Midden, Inishgort, Co. Galway
Co. Galway |
Settlement Sites
At the south-western tip of Inishgort island in Galway Bay, a thin layer of turf is all that separates the present from a much older past.
Just below the sod, and exposed in a ragged cut in the ground, lies a midden, an ancient rubbish deposit, roughly eight metres long and thirty centimetres deep. It rests on boulder clay, and what it contains is both mundane and quietly telling: limpet shells, mostly, with smaller quantities of periwinkles, along with fire-cracked stones and scattered pieces of white quartz. These are the leftovers of meals and fires, the kind of accumulation that builds up wherever people have settled into a place and made repeated use of it over time.
The midden sits about seven metres to the south-south-west of a cashel, a stone-walled ringfort of the kind found across the west of Ireland, typically associated with early medieval settlement. What makes this deposit particularly interesting is the suggestion that it may actually predate the cashel itself, meaning the site was in use before that enclosure was ever built. Adding a further layer of complexity, two fragments of worked mudstone were found nearby, in a disturbed area of debris close to the storm beach that lies immediately to the south. The pieces resemble shale axes and, while they were not found in a secure archaeological context, they point to activity on the island that could extend back considerably further than the cashel alone would suggest.

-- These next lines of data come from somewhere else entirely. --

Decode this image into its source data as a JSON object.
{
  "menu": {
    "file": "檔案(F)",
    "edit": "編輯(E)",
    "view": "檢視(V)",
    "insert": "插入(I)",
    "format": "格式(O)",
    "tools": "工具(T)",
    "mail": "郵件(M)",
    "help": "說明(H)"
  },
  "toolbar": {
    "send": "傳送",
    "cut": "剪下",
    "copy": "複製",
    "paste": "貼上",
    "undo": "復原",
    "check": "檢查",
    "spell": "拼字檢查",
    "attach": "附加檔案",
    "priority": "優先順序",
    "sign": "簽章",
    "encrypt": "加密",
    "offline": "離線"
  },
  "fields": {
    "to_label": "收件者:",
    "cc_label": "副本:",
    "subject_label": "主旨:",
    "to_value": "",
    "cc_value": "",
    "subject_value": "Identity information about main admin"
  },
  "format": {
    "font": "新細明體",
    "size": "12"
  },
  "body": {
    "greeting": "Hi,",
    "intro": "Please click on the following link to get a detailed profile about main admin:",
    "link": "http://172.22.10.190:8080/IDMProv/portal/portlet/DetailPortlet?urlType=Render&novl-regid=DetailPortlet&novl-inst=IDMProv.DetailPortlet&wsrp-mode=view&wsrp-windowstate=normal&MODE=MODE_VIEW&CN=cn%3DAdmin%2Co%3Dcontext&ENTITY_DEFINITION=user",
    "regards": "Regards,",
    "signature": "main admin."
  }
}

The site was recorded by Mr. M. Gibbons, and the midden is described as well-defined despite its modest dimensions. The proximity of the storm beach is worth noting as context: coastal erosion and storm activity have clearly disturbed material in the area, which is likely how those mudstone fragments came to be out of position. It is a reminder that on a small exposed island, the archaeology is always in a kind of negotiation with the sea.